Riflessioni sulla fraternità S. Pio X
Di Fiorenzo Baini
Sono indiscutibili alcuni fatti: il fascino della messa in latino, la polifonia dei suoi canti, il mistero che promana anche dal non poterla comprendere fino in fondo e non solo, in proporzione alla dimensione dei lefebvriani, il numero dei religiosi e delle religiose e degli aspiranti al sacerdozio sia, in proporzione, molto superiore al numero degli aspiranti nei seminari diocesani perciò bene fa papa Leone XIV a rivolgere loro un appello, molto più commovente rispetto al, pur necessario, diktat di Papa Woytila. Tale appello dimostra la non sottovalutazione del problema .
Personalmente sono per la messa in latino, tridentina, nelle parti invariabili della liturgia per un motivo banale e cioè che il sacro ha bisogno di mistero e il rito non può essere banalizzato; aggiungo pure che un prete deve essere riconoscibile tra la folla, non che debba indossare sempre la talare ma il clergy man e il colletto sì perciò sono sicuro che il Concilio non volesse banalizzare il rito né la figura del prete ma, di fatto, questo è stato il prodotto
Detto questo, dopo che Benedetto XVI aveva lasciato spazio alla messa in latino e che, tranne Francesco, i vari papi compreso Leone XIV, hanno lasciato spazio a possibilità di compromesso, è giustificata la disobbedienza dei lefebvriani?

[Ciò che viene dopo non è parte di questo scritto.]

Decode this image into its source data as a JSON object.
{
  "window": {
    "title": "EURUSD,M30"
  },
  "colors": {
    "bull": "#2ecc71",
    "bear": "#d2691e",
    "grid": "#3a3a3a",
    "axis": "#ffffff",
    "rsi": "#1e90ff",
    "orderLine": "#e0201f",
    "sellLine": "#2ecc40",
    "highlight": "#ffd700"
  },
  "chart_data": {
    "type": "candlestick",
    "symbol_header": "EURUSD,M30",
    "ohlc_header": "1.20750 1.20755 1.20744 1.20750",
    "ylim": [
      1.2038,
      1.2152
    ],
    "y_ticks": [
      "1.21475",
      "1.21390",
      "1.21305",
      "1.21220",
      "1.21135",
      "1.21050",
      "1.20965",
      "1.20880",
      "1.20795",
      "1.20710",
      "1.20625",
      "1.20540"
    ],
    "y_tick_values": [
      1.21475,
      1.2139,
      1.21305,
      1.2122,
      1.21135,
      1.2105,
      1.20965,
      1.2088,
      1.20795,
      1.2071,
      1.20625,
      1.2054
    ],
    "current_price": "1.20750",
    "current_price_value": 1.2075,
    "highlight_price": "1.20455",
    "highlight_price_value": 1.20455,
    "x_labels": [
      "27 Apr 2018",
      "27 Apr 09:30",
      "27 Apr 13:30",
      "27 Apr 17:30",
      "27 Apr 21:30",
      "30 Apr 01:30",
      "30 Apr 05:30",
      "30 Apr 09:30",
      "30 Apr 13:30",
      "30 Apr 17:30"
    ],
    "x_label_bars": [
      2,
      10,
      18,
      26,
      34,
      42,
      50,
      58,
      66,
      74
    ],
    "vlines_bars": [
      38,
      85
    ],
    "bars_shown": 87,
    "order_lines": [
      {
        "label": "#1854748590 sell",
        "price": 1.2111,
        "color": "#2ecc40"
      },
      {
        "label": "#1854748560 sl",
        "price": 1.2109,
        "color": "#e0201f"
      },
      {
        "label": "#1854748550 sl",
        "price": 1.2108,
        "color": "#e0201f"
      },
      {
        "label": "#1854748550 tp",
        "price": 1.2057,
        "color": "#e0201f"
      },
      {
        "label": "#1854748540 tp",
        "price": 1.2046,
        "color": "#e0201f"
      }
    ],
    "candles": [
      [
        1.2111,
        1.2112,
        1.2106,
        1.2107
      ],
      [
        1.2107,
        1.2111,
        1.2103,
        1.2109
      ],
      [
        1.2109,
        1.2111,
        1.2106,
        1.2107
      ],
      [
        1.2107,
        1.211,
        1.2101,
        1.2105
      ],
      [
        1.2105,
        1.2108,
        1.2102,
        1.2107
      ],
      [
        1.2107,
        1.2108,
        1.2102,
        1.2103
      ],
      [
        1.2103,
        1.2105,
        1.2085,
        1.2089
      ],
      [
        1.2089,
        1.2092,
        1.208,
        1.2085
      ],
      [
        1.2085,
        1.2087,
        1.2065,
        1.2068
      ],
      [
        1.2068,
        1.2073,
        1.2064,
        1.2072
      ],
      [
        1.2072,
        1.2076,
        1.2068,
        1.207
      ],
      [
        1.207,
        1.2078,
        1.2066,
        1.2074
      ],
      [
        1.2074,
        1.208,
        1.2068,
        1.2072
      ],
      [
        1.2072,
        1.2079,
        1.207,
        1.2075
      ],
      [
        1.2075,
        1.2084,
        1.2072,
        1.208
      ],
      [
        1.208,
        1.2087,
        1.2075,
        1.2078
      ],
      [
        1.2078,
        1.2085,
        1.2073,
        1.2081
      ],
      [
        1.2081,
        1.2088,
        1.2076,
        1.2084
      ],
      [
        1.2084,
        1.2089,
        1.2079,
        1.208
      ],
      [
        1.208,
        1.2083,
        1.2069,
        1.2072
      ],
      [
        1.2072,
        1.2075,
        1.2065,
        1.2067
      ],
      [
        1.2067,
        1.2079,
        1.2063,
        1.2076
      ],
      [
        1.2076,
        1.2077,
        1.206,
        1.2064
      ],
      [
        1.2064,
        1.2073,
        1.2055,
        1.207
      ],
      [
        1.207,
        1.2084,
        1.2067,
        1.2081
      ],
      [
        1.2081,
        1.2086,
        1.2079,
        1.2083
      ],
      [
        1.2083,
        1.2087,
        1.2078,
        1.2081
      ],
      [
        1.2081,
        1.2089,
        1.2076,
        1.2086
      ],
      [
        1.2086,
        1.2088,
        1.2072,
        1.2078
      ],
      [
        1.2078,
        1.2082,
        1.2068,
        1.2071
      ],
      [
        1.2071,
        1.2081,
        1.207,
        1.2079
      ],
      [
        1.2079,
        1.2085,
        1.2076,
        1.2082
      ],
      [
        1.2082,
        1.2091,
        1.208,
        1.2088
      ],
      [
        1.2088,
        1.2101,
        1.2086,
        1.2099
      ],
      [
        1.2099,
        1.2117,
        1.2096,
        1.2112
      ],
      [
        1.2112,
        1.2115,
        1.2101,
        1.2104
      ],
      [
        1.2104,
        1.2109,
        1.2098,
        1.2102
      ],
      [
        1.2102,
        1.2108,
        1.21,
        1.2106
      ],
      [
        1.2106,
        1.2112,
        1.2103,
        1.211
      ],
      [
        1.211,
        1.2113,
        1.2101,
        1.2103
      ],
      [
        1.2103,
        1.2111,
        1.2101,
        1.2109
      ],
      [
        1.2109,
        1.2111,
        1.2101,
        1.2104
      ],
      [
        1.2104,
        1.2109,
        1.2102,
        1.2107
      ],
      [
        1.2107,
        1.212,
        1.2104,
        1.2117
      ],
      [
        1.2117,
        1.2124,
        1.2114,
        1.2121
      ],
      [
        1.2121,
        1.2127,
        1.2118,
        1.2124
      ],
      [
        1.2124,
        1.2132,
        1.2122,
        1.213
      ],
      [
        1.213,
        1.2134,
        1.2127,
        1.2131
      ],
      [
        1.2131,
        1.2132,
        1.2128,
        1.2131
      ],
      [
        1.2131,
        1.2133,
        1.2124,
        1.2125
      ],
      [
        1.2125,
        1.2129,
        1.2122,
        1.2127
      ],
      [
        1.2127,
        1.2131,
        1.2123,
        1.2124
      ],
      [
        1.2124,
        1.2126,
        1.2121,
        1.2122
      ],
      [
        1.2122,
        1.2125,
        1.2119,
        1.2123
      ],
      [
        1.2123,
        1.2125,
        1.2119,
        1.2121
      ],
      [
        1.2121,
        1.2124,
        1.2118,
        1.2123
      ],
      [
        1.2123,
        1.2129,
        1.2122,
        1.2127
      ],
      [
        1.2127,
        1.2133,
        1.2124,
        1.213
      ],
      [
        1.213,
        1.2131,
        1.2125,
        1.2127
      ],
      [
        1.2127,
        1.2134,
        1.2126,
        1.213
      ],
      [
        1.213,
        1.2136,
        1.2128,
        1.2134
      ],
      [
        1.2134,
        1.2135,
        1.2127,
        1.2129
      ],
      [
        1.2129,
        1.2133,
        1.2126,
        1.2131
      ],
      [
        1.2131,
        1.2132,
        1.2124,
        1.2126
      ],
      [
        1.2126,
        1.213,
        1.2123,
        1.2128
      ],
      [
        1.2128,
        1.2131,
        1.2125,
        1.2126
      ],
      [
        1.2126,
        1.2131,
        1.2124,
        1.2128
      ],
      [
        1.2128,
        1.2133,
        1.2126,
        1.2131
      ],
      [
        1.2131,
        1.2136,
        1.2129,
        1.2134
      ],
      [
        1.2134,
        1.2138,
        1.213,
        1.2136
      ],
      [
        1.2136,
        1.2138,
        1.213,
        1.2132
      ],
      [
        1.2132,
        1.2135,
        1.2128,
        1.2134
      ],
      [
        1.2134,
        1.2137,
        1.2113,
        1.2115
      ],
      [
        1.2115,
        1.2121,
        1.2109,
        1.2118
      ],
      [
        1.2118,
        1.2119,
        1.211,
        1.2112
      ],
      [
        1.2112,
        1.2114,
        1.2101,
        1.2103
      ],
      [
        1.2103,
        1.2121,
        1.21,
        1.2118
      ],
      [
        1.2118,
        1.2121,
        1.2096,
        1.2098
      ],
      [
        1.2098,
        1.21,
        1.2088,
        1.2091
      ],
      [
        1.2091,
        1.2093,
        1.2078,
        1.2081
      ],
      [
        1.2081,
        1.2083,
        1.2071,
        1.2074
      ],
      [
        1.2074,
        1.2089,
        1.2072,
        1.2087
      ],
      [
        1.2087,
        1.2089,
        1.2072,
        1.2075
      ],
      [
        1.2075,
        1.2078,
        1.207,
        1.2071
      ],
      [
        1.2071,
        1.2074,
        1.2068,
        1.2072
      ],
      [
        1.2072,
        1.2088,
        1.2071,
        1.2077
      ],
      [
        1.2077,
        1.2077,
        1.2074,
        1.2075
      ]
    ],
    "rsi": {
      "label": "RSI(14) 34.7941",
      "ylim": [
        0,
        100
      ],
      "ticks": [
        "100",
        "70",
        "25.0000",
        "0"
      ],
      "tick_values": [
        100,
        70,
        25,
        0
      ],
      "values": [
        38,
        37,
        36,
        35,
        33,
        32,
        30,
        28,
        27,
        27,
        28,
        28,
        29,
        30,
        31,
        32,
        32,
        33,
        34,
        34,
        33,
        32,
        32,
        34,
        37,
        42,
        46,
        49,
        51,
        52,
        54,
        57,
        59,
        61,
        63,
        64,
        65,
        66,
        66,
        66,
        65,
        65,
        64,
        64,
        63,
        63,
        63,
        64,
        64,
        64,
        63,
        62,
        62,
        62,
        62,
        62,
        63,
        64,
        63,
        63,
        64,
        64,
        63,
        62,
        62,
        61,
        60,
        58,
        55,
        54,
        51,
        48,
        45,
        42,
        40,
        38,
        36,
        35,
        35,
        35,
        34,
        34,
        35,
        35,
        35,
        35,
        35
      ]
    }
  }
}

Ovviamente no e per due motivi: il primo è sostanziale e sembra strano che siano i primi a dimenticarlo e cioè che, per tradizione e lo sottolineo, ogni concilio è sottoposto all’azione dello Spirito Santo, rifiutarlo significa mettersi di traverso allo Spirito Santo in nome, è bene notare, dello stesso atteggiamento che ebbe Lutero cioè che la Chiesa è in rovina e ci vuole qualcuno che la debba salvare; per certi versi l’ accusa di Lutero e dei Lefebvriani al papato è la stessa cioè il piegarsi alle esigenze del mondo
La differenza però è che, fin dall’inizio, la chiesa di Leone X sottovalutò la situazione, la definì una “questione di frati”, non provò neanche ad approfondire il problema mentre questa accusa non può essere rivolta agli ultimi papi .
Sfugge anche ai lefebvriani un concetto fondamentale e cioè che la Chiesa è unica, malgrado i suoi membri siano peccatori e possano, spesso e volentieri, sbagliare; ci possono essere state tante interpretazioni sbagliate del Concilio ma la sostanza, spirituale, non può essere contestata perché allora si potrebbe, dato il loro senso storico, far notare che, prima di Trento, l’ignoranza del clero era così diffusa che le messe erano, direi, frutto di improvvisazione , in più sanno tutti come fosse il papato dell’epoca rinascimentale ma, per fare un nome , S.Bernardino da Siena e anche lo stesso Savonarola, malgrado la scomunica, non hanno messo mai in dubbio il ruolo del papa e della Chiesa solo perché i preti di campagna non sapevano celebrare, vivevano con concubine e figli o perché i papi fossero mondani
In secondo luogo, non se ne accorgono, ma commettono l’errore classico di tutti gli eretici ovvero collegare la purezza della Chiesa ad un determinato momento storico; John Henry Newman diventò cattolico quando si accorse che tutte le eresie facevano riferimento alla fase primitiva della Chiesa che, successivamente, si sarebbe “corrotta”. Bene e i lefebvriani non fanno la stessa cosa?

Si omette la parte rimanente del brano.